How many new shares did WEBUY GLOBAL LTD issue in the private placement?

WEBUY GLOBAL LTD issued 1,139,472 Class A ordinary shares in the private placement. These PIPE Shares represented 23.24% of the company’s issued and outstanding Class A ordinary shares as of the date of the current report.

What price did the investor pay per WEBUY GLOBAL LTD share in the PIPE?

The investor paid $0.8776 per Class A ordinary share. This price was set at 90% of the average closing price of WEBUY GLOBAL LTD’s Class A ordinary shares on the Nasdaq Capital Market over the five trading days immediately before the closing date.

How much total cash did WEBUY GLOBAL LTD receive from this PIPE financing?

WEBUY GLOBAL LTD received an aggregate purchase price of US$1,000,000 from the investor. The company collected $600,000 on February 19, 2026, and the remaining $400,000 on March 13, 2026, before the March 24, 2026 closing.

What is WEBUY GLOBAL LTD’s total Class A share count after the PIPE?

As of the date of the current report, WEBUY GLOBAL LTD had 4,902,828 Class A ordinary shares issued and outstanding. The newly issued 1,139,472 PIPE Shares are included in this total share count disclosed in the filing.
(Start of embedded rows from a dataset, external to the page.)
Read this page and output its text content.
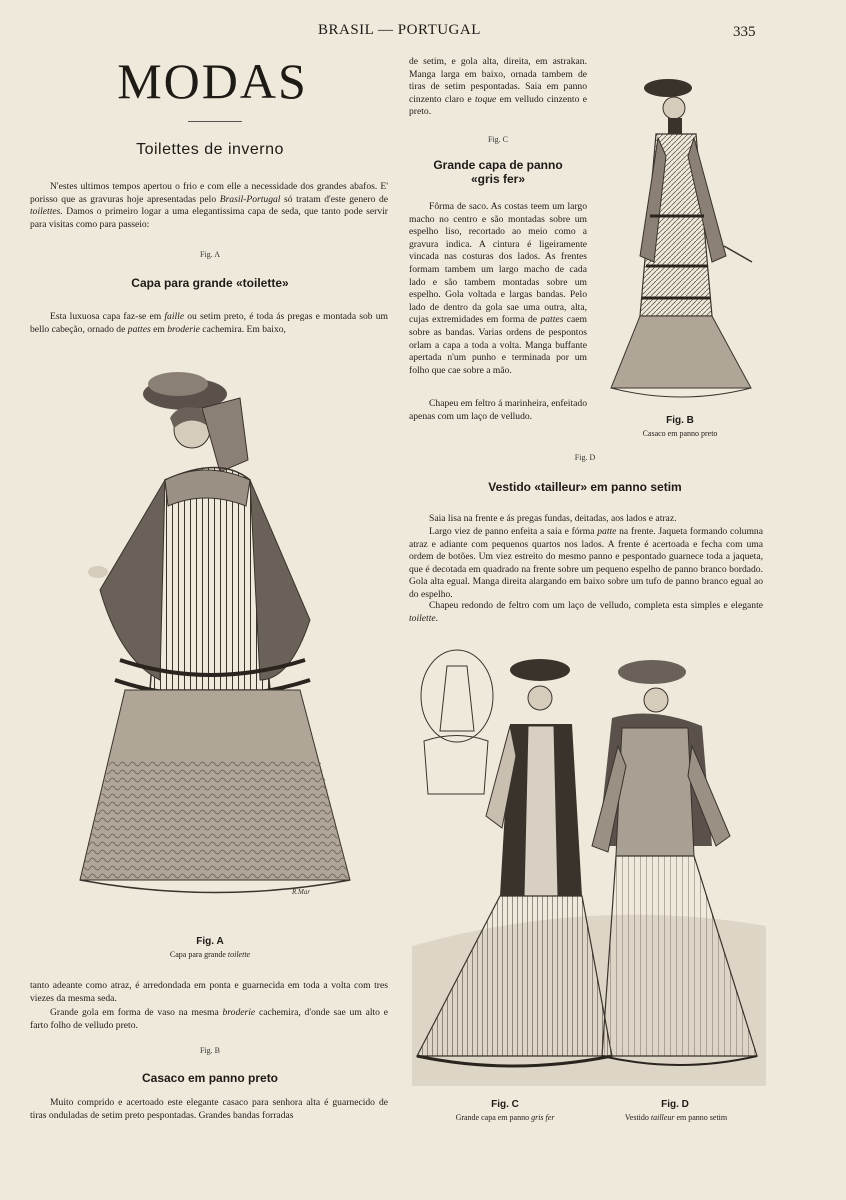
BRASIL — PORTUGAL	335
MODAS
Toilettes de inverno

N'estes ultimos tempos apertou o frio e com elle a necessidade dos grandes abafos. E' porisso que as gravuras hoje apresentadas pelo Brasil-Portugal só tratam d'este genero de toilettes. Damos o primeiro logar a uma elegantissima capa de seda, que tanto pode servir para visitas como para passeio:

Fig. A
Capa para grande «toilette»

Esta luxuosa capa faz-se em faille ou setim preto, é toda ás pregas e montada sob um bello cabeção, ornado de pattes em broderie cachemira. Em baixo,

R.Mar
Fig. A
Capa para grande toilette

tanto adeante como atraz, é arredondada em ponta e guarnecida em toda a volta com tres viezes da mesma seda.

Grande gola em forma de vaso na mesma broderie cachemira, d'onde sae um alto e farto folho de velludo preto.

Fig. B
Casaco em panno preto

Muito comprido e acertoado este elegante casaco para senhora alta é guarnecido de tiras onduladas de setim preto pespontadas. Grandes bandas forradas

de setim, e gola alta, direita, em astrakan. Manga larga em baixo, ornada tambem de tiras de setim pespontadas. Saia em panno cinzento claro e toque em velludo cinzento e preto.

Fig. C
Grande capa de panno
«gris fer»

Fôrma de saco. As costas teem um largo macho no centro e são montadas sobre um espelho liso, recortado ao meio como a gravura indica. A cintura é ligeiramente vincada nas costuras dos lados. As frentes formam tambem um largo macho de cada lado e são tambem montadas sobre um espelho. Gola voltada e largas bandas. Pelo lado de dentro da gola sae uma outra, alta, cujas extremidades em forma de pattes caem sobre as bandas. Varias ordens de pespontos orlam a capa a toda a volta. Manga buffante apertada n'um punho e terminada por um folho que cae sobre a mão.

Chapeu em feltro á marinheira, enfeitado apenas com um laço de velludo.	Fig. B
Casaco em panno preto
Fig. D
Vestido «tailleur» em panno setim

Saia lisa na frente e ás pregas fundas, deitadas, aos lados e atraz.

Largo viez de panno enfeita a saia e fórma patte na frente. Jaqueta formando columna atraz e adiante com pequenos quartos nos lados. A frente é acertoada e fecha com uma ordem de botões. Um viez estreito do mesmo panno e pespontado guarnece toda a jaqueta, que é decotada em quadrado na frente sobre um pequeno espelho de panno branco bordado. Gola alta egual. Manga direita alargando em baixo sobre um tufo de panno branco egual ao do espelho.

Chapeu redondo de feltro com um laço de velludo, completa esta simples e elegante toilette.

Fig. C
Grande capa em panno gris fer
Fig. D
Vestido tailleur em panno setim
Under which U.S. securities laws were WEBUY GLOBAL LTD’s PIPE shares issued?

The PIPE Shares were issued in a private placement exempt from registration under the U.S. Securities Act of 1933. WEBUY GLOBAL LTD relied on Section 4(a)(2), Regulation D, and/or Regulation S to complete the transaction without a public offering registration.